SciPy

scipy.special.roots_hermite

scipy.special.roots_hermite(n, mu=False)[source]

Gauss-Hermite (physicst’s) quadrature.

Computes the sample points and weights for Gauss-Hermite quadrature. The sample points are the roots of the n-th degree Hermite polynomial, \(H_n(x)\). These sample points and weights correctly integrate polynomials of degree \(2n - 1\) or less over the interval \([-\infty, \infty]\) with weight function \(f(x) = e^{-x^2}\).

Parameters:

n : int

quadrature order

mu : bool, optional

If True, return the sum of the weights, optional.

Returns:

x : ndarray

Sample points

w : ndarray

Weights

mu : float

Sum of the weights

Notes

For small n up to 150 a modified version of the Golub-Welsch algorithm is used. Nodes are computed from the eigenvalue problem and improved by one step of a Newton iteration. The weights are computed from the well-known analytical formula.

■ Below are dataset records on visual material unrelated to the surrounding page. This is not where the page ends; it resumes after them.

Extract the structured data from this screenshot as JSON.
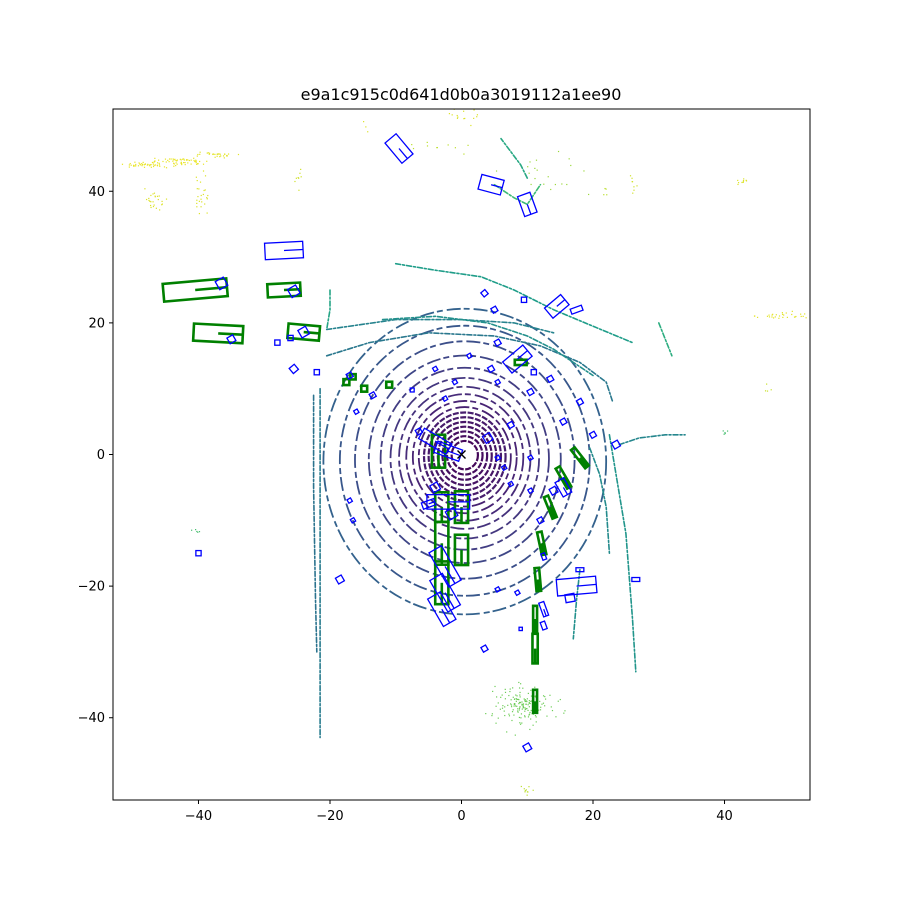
{
  "chart_data": {
    "type": "scatter",
    "title": "e9a1c915c0d641d0b0a3019112a1ee90",
    "xlabel": "",
    "ylabel": "",
    "xlim": [
      -53,
      53
    ],
    "ylim": [
      -52.5,
      52.5
    ],
    "x_ticks": [
      -40,
      -20,
      0,
      20,
      40
    ],
    "y_ticks": [
      -40,
      -20,
      0,
      20,
      40
    ],
    "grid": false,
    "legend": "none",
    "ego_marker": {
      "x": 0,
      "y": 0,
      "symbol": "x",
      "color": "#000000"
    },
    "colormap": "viridis",
    "colors": {
      "prediction_boxes": "#0000ff",
      "ground_truth_boxes": "#008000",
      "near_points": "#440154",
      "far_points": "#fde725"
    },
    "lidar_rings": [
      {
        "r": 2.0,
        "c": 0.02
      },
      {
        "r": 2.7,
        "c": 0.03
      },
      {
        "r": 3.4,
        "c": 0.04
      },
      {
        "r": 4.1,
        "c": 0.05
      },
      {
        "r": 4.8,
        "c": 0.06
      },
      {
        "r": 5.5,
        "c": 0.07
      },
      {
        "r": 6.2,
        "c": 0.08
      },
      {
        "r": 7.0,
        "c": 0.09
      },
      {
        "r": 7.9,
        "c": 0.1
      },
      {
        "r": 8.9,
        "c": 0.12
      },
      {
        "r": 10.0,
        "c": 0.14
      },
      {
        "r": 11.3,
        "c": 0.16
      },
      {
        "r": 12.8,
        "c": 0.18
      },
      {
        "r": 14.6,
        "c": 0.21
      },
      {
        "r": 16.7,
        "c": 0.24
      },
      {
        "r": 19.0,
        "c": 0.27
      },
      {
        "r": 21.5,
        "c": 0.31
      }
    ],
    "structure_curves": [
      {
        "c": 0.42,
        "points": [
          [
            -21.5,
            10
          ],
          [
            -21.5,
            -5
          ],
          [
            -21.5,
            -20
          ],
          [
            -21.5,
            -33
          ],
          [
            -21.5,
            -43
          ]
        ]
      },
      {
        "c": 0.38,
        "points": [
          [
            -22.5,
            9
          ],
          [
            -22.5,
            -5
          ],
          [
            -22.2,
            -22
          ],
          [
            -22.0,
            -30
          ]
        ]
      },
      {
        "c": 0.4,
        "points": [
          [
            -20.5,
            15
          ],
          [
            -14,
            17
          ],
          [
            -5,
            18.5
          ],
          [
            5,
            18
          ],
          [
            12,
            16.5
          ],
          [
            18,
            14
          ],
          [
            22,
            11
          ],
          [
            23,
            8
          ]
        ]
      },
      {
        "c": 0.45,
        "points": [
          [
            -20.5,
            19
          ],
          [
            -10,
            20.5
          ],
          [
            0,
            20.5
          ],
          [
            8,
            20
          ],
          [
            14,
            18.5
          ]
        ]
      },
      {
        "c": 0.55,
        "points": [
          [
            -10,
            29
          ],
          [
            -4,
            28
          ],
          [
            3,
            27
          ],
          [
            8,
            25
          ],
          [
            14,
            22
          ],
          [
            20,
            19.5
          ],
          [
            26,
            17
          ]
        ]
      },
      {
        "c": 0.5,
        "points": [
          [
            -12,
            20.5
          ],
          [
            -4,
            21
          ],
          [
            4,
            20
          ],
          [
            10,
            18
          ],
          [
            14,
            16
          ],
          [
            20,
            12
          ]
        ]
      },
      {
        "c": 0.48,
        "points": [
          [
            19.5,
            1
          ],
          [
            21,
            -3
          ],
          [
            22,
            -8
          ],
          [
            22.5,
            -15
          ]
        ]
      },
      {
        "c": 0.52,
        "points": [
          [
            22.5,
            3
          ],
          [
            23.5,
            -3
          ],
          [
            25,
            -12
          ],
          [
            26,
            -25
          ],
          [
            26.5,
            -33
          ]
        ]
      },
      {
        "c": 0.46,
        "points": [
          [
            24,
            1.5
          ],
          [
            27,
            2.5
          ],
          [
            31,
            3
          ],
          [
            34,
            3
          ]
        ]
      },
      {
        "c": 0.5,
        "points": [
          [
            18,
            -17.5
          ],
          [
            17.5,
            -22
          ],
          [
            17,
            -28
          ]
        ]
      },
      {
        "c": 0.68,
        "points": [
          [
            5,
            41
          ],
          [
            8,
            39
          ],
          [
            10,
            38
          ],
          [
            12,
            41
          ]
        ]
      },
      {
        "c": 0.62,
        "points": [
          [
            30,
            20
          ],
          [
            31,
            17.5
          ],
          [
            32,
            15
          ]
        ]
      },
      {
        "c": 0.6,
        "points": [
          [
            10,
            42
          ],
          [
            9,
            44
          ],
          [
            6,
            48
          ]
        ]
      },
      {
        "c": 0.58,
        "points": [
          [
            -20,
            25
          ],
          [
            -20,
            22
          ],
          [
            -20.5,
            19
          ]
        ]
      }
    ],
    "point_clusters": [
      {
        "x": 9.5,
        "y": -38,
        "sx": 2.2,
        "sy": 1.5,
        "n": 160,
        "c": 0.78
      },
      {
        "x": -43,
        "y": 44.5,
        "sx": 2.2,
        "sy": 0.3,
        "n": 60,
        "c": 0.97
      },
      {
        "x": -48,
        "y": 44,
        "sx": 1.5,
        "sy": 0.2,
        "n": 40,
        "c": 0.97
      },
      {
        "x": -38,
        "y": 45.5,
        "sx": 1.5,
        "sy": 0.2,
        "n": 30,
        "c": 0.96
      },
      {
        "x": -47,
        "y": 38.5,
        "sx": 1.0,
        "sy": 0.8,
        "n": 25,
        "c": 0.95
      },
      {
        "x": -39.5,
        "y": 39.5,
        "sx": 0.5,
        "sy": 1.5,
        "n": 25,
        "c": 0.95
      },
      {
        "x": 49,
        "y": 21,
        "sx": 2.5,
        "sy": 0.3,
        "n": 30,
        "c": 0.96
      },
      {
        "x": 42.5,
        "y": 41.5,
        "sx": 0.4,
        "sy": 0.3,
        "n": 10,
        "c": 0.95
      },
      {
        "x": 26,
        "y": 41,
        "sx": 0.3,
        "sy": 0.6,
        "n": 8,
        "c": 0.93
      },
      {
        "x": 0,
        "y": 52,
        "sx": 2.0,
        "sy": 0.6,
        "n": 14,
        "c": 0.95
      },
      {
        "x": 12,
        "y": 43,
        "sx": 3.0,
        "sy": 2.0,
        "n": 20,
        "c": 0.85
      },
      {
        "x": 47,
        "y": 10,
        "sx": 0.5,
        "sy": 0.5,
        "n": 4,
        "c": 0.92
      },
      {
        "x": -25,
        "y": 42,
        "sx": 0.6,
        "sy": 0.6,
        "n": 8,
        "c": 0.93
      },
      {
        "x": 10,
        "y": -51,
        "sx": 0.8,
        "sy": 0.5,
        "n": 10,
        "c": 0.9
      },
      {
        "x": -40,
        "y": -12,
        "sx": 0.3,
        "sy": 0.7,
        "n": 5,
        "c": 0.7
      },
      {
        "x": 40,
        "y": 3.5,
        "sx": 0.3,
        "sy": 0.3,
        "n": 5,
        "c": 0.7
      },
      {
        "x": -3,
        "y": 47,
        "sx": 2.5,
        "sy": 0.6,
        "n": 10,
        "c": 0.9
      },
      {
        "x": -15,
        "y": 50,
        "sx": 0.5,
        "sy": 0.3,
        "n": 3,
        "c": 0.95
      },
      {
        "x": 22,
        "y": 40,
        "sx": 0.5,
        "sy": 0.5,
        "n": 4,
        "c": 0.9
      }
    ],
    "ground_truth_boxes": [
      {
        "x": -40.5,
        "y": 25.0,
        "w": 9.7,
        "l": 2.7,
        "yaw": 5
      },
      {
        "x": -37.0,
        "y": 18.4,
        "w": 7.5,
        "l": 2.6,
        "yaw": -3
      },
      {
        "x": -27.0,
        "y": 25.0,
        "w": 5.0,
        "l": 2.0,
        "yaw": 3
      },
      {
        "x": -24.0,
        "y": 18.6,
        "w": 4.8,
        "l": 2.2,
        "yaw": -5
      },
      {
        "x": -3.5,
        "y": 0.5,
        "w": 2.0,
        "l": 5.0,
        "yaw": 0
      },
      {
        "x": 0.0,
        "y": -8.0,
        "w": 2.0,
        "l": 4.8,
        "yaw": 0
      },
      {
        "x": -3.0,
        "y": -8.0,
        "w": 2.0,
        "l": 4.5,
        "yaw": 0
      },
      {
        "x": 0.0,
        "y": -14.5,
        "w": 2.0,
        "l": 4.6,
        "yaw": 0
      },
      {
        "x": -3.0,
        "y": -13.5,
        "w": 2.0,
        "l": 6.5,
        "yaw": 0
      },
      {
        "x": -3.0,
        "y": -19.5,
        "w": 2.0,
        "l": 6.5,
        "yaw": 0
      },
      {
        "x": 11.2,
        "y": -29.5,
        "w": 0.8,
        "l": 4.5,
        "yaw": 0
      },
      {
        "x": 11.2,
        "y": -37.5,
        "w": 0.6,
        "l": 3.5,
        "yaw": 0
      },
      {
        "x": 11.2,
        "y": -25.0,
        "w": 0.6,
        "l": 4.0,
        "yaw": 0
      },
      {
        "x": 11.6,
        "y": -19.0,
        "w": 0.7,
        "l": 3.5,
        "yaw": 5
      },
      {
        "x": 12.2,
        "y": -13.5,
        "w": 0.7,
        "l": 3.5,
        "yaw": 12
      },
      {
        "x": 13.5,
        "y": -8.0,
        "w": 0.7,
        "l": 3.5,
        "yaw": 22
      },
      {
        "x": 15.5,
        "y": -3.5,
        "w": 0.7,
        "l": 3.5,
        "yaw": 30
      },
      {
        "x": 18.0,
        "y": -0.5,
        "w": 0.7,
        "l": 3.5,
        "yaw": 38
      },
      {
        "x": -17.5,
        "y": 11.0,
        "w": 0.9,
        "l": 0.9,
        "yaw": 0
      },
      {
        "x": -14.8,
        "y": 10.0,
        "w": 0.9,
        "l": 0.9,
        "yaw": 0
      },
      {
        "x": -11.0,
        "y": 10.6,
        "w": 0.9,
        "l": 0.9,
        "yaw": 0
      },
      {
        "x": -16.5,
        "y": 11.8,
        "w": 0.8,
        "l": 0.8,
        "yaw": 0
      },
      {
        "x": 9.0,
        "y": 14.0,
        "w": 1.8,
        "l": 0.8,
        "yaw": 0
      }
    ],
    "prediction_boxes": [
      {
        "x": -9.5,
        "y": 46.5,
        "w": 2.2,
        "l": 4.0,
        "yaw": 40
      },
      {
        "x": 4.5,
        "y": 41.0,
        "w": 3.5,
        "l": 2.3,
        "yaw": -15
      },
      {
        "x": 10.0,
        "y": 38.0,
        "w": 2.0,
        "l": 3.2,
        "yaw": 20
      },
      {
        "x": -27.0,
        "y": 31.0,
        "w": 5.8,
        "l": 2.5,
        "yaw": 3
      },
      {
        "x": -36.5,
        "y": 26.0,
        "w": 1.4,
        "l": 1.4,
        "yaw": 30
      },
      {
        "x": -25.5,
        "y": 24.8,
        "w": 1.4,
        "l": 1.4,
        "yaw": 30
      },
      {
        "x": -24.0,
        "y": 18.6,
        "w": 1.3,
        "l": 1.3,
        "yaw": 30
      },
      {
        "x": -35.0,
        "y": 17.5,
        "w": 1.0,
        "l": 1.0,
        "yaw": 30
      },
      {
        "x": -28.0,
        "y": 17.0,
        "w": 0.8,
        "l": 0.8,
        "yaw": 0
      },
      {
        "x": -26.0,
        "y": 17.7,
        "w": 0.8,
        "l": 0.8,
        "yaw": 0
      },
      {
        "x": -25.5,
        "y": 13.0,
        "w": 1.0,
        "l": 1.0,
        "yaw": 40
      },
      {
        "x": -22.0,
        "y": 12.5,
        "w": 0.8,
        "l": 0.8,
        "yaw": 0
      },
      {
        "x": 14.5,
        "y": 22.5,
        "w": 3.2,
        "l": 2.0,
        "yaw": 40
      },
      {
        "x": 17.5,
        "y": 22.0,
        "w": 1.8,
        "l": 0.8,
        "yaw": 20
      },
      {
        "x": 8.5,
        "y": 14.5,
        "w": 4.0,
        "l": 2.2,
        "yaw": 40
      },
      {
        "x": 3.5,
        "y": 24.5,
        "w": 0.8,
        "l": 0.8,
        "yaw": 40
      },
      {
        "x": 9.5,
        "y": 23.5,
        "w": 0.8,
        "l": 0.8,
        "yaw": 0
      },
      {
        "x": 5.0,
        "y": 22.0,
        "w": 0.8,
        "l": 0.8,
        "yaw": 30
      },
      {
        "x": 5.5,
        "y": 17.0,
        "w": 0.8,
        "l": 0.8,
        "yaw": 30
      },
      {
        "x": 1.2,
        "y": 15.0,
        "w": 0.6,
        "l": 0.6,
        "yaw": 30
      },
      {
        "x": -4.0,
        "y": 13.0,
        "w": 0.6,
        "l": 0.6,
        "yaw": 30
      },
      {
        "x": 4.5,
        "y": 13.0,
        "w": 0.8,
        "l": 0.8,
        "yaw": 30
      },
      {
        "x": 5.5,
        "y": 11.0,
        "w": 0.6,
        "l": 0.6,
        "yaw": 30
      },
      {
        "x": 11.0,
        "y": 12.5,
        "w": 0.8,
        "l": 0.8,
        "yaw": 0
      },
      {
        "x": 13.5,
        "y": 11.5,
        "w": 0.8,
        "l": 0.8,
        "yaw": 30
      },
      {
        "x": 10.5,
        "y": 9.5,
        "w": 0.8,
        "l": 0.8,
        "yaw": 30
      },
      {
        "x": 18.0,
        "y": 8.0,
        "w": 0.8,
        "l": 0.8,
        "yaw": 30
      },
      {
        "x": 15.5,
        "y": 5.0,
        "w": 0.8,
        "l": 0.8,
        "yaw": 30
      },
      {
        "x": 20.0,
        "y": 3.0,
        "w": 0.8,
        "l": 0.8,
        "yaw": 30
      },
      {
        "x": 23.5,
        "y": 1.5,
        "w": 1.0,
        "l": 1.0,
        "yaw": 30
      },
      {
        "x": -17.0,
        "y": 12.0,
        "w": 0.8,
        "l": 0.8,
        "yaw": 30
      },
      {
        "x": -13.5,
        "y": 9.0,
        "w": 0.8,
        "l": 0.8,
        "yaw": 30
      },
      {
        "x": -16.0,
        "y": 6.5,
        "w": 0.6,
        "l": 0.6,
        "yaw": 30
      },
      {
        "x": -1.0,
        "y": 11.0,
        "w": 0.6,
        "l": 0.6,
        "yaw": 30
      },
      {
        "x": -2.5,
        "y": 8.5,
        "w": 0.6,
        "l": 0.6,
        "yaw": 30
      },
      {
        "x": -7.5,
        "y": 9.8,
        "w": 0.6,
        "l": 0.6,
        "yaw": 0
      },
      {
        "x": 7.5,
        "y": 4.5,
        "w": 0.8,
        "l": 0.8,
        "yaw": 30
      },
      {
        "x": -6.5,
        "y": 3.5,
        "w": 0.8,
        "l": 0.8,
        "yaw": 30
      },
      {
        "x": -4.0,
        "y": 2.0,
        "w": 4.8,
        "l": 1.8,
        "yaw": -30
      },
      {
        "x": -2.0,
        "y": 0.5,
        "w": 4.0,
        "l": 1.8,
        "yaw": -20
      },
      {
        "x": 4.0,
        "y": 2.5,
        "w": 1.2,
        "l": 1.2,
        "yaw": 30
      },
      {
        "x": -4.0,
        "y": -5.0,
        "w": 1.2,
        "l": 1.2,
        "yaw": 30
      },
      {
        "x": -5.0,
        "y": -7.5,
        "w": 2.0,
        "l": 1.0,
        "yaw": 20
      },
      {
        "x": -2.0,
        "y": -7.2,
        "w": 6.5,
        "l": 2.2,
        "yaw": 0
      },
      {
        "x": -1.5,
        "y": -9.0,
        "w": 1.4,
        "l": 1.4,
        "yaw": 30
      },
      {
        "x": -2.5,
        "y": -17.0,
        "w": 2.2,
        "l": 6.0,
        "yaw": 30
      },
      {
        "x": -2.5,
        "y": -21.0,
        "w": 2.2,
        "l": 5.5,
        "yaw": 30
      },
      {
        "x": -3.0,
        "y": -23.5,
        "w": 2.2,
        "l": 4.8,
        "yaw": 30
      },
      {
        "x": 6.5,
        "y": -2.0,
        "w": 0.6,
        "l": 0.6,
        "yaw": 30
      },
      {
        "x": 10.5,
        "y": -5.5,
        "w": 0.6,
        "l": 0.6,
        "yaw": 30
      },
      {
        "x": 14.0,
        "y": -5.5,
        "w": 1.0,
        "l": 1.0,
        "yaw": 30
      },
      {
        "x": 15.5,
        "y": -5.0,
        "w": 1.5,
        "l": 2.5,
        "yaw": 30
      },
      {
        "x": 12.0,
        "y": -10.0,
        "w": 0.8,
        "l": 0.8,
        "yaw": 30
      },
      {
        "x": 10.5,
        "y": -0.5,
        "w": 0.6,
        "l": 0.6,
        "yaw": 30
      },
      {
        "x": 7.5,
        "y": -4.5,
        "w": 0.6,
        "l": 0.6,
        "yaw": 30
      },
      {
        "x": 17.5,
        "y": -20.0,
        "w": 6.0,
        "l": 2.5,
        "yaw": 5
      },
      {
        "x": 16.5,
        "y": -21.8,
        "w": 1.4,
        "l": 1.2,
        "yaw": 10
      },
      {
        "x": 18.0,
        "y": -17.5,
        "w": 1.2,
        "l": 0.6,
        "yaw": 0
      },
      {
        "x": 26.5,
        "y": -19.0,
        "w": 1.2,
        "l": 0.6,
        "yaw": 0
      },
      {
        "x": 12.5,
        "y": -23.5,
        "w": 0.8,
        "l": 2.2,
        "yaw": 20
      },
      {
        "x": 12.5,
        "y": -26.0,
        "w": 0.7,
        "l": 1.2,
        "yaw": 20
      },
      {
        "x": 5.5,
        "y": -20.5,
        "w": 0.6,
        "l": 0.6,
        "yaw": 30
      },
      {
        "x": 8.5,
        "y": -21.0,
        "w": 0.6,
        "l": 0.6,
        "yaw": 30
      },
      {
        "x": 3.5,
        "y": -29.5,
        "w": 0.8,
        "l": 0.8,
        "yaw": 30
      },
      {
        "x": 9.0,
        "y": -26.5,
        "w": 0.5,
        "l": 0.5,
        "yaw": 0
      },
      {
        "x": 10.0,
        "y": -44.5,
        "w": 1.0,
        "l": 1.0,
        "yaw": 30
      },
      {
        "x": -40.0,
        "y": -15.0,
        "w": 0.8,
        "l": 0.8,
        "yaw": 0
      },
      {
        "x": -18.5,
        "y": -19.0,
        "w": 1.0,
        "l": 1.0,
        "yaw": 30
      },
      {
        "x": -17.0,
        "y": -7.0,
        "w": 0.6,
        "l": 0.6,
        "yaw": 30
      },
      {
        "x": -16.5,
        "y": -10.0,
        "w": 0.6,
        "l": 0.6,
        "yaw": 30
      },
      {
        "x": 5.5,
        "y": -0.5,
        "w": 0.6,
        "l": 0.6,
        "yaw": 30
      },
      {
        "x": 12.5,
        "y": -15.5,
        "w": 0.6,
        "l": 1.0,
        "yaw": 20
      }
    ]
  }
}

For n larger than 150 an optimal asymptotic algorithm is applied which computes nodes and weights in a numerically stable manner. The algorithm has linear runtime making computation for very large n (several thousand or more) feasible.

References

[townsend.trogdon.olver-2014]Townsend, A. and Trogdon, T. and Olver, S. (2014) Fast computation of Gauss quadrature nodes and weights on the whole real line. arXiv:1410.5286.
[townsend.trogdon.olver-2015]Townsend, A. and Trogdon, T. and Olver, S. (2015) Fast computation of Gauss quadrature nodes and weights on the whole real line. IMA Journal of Numerical Analysis DOI:10.1093/imanum/drv002.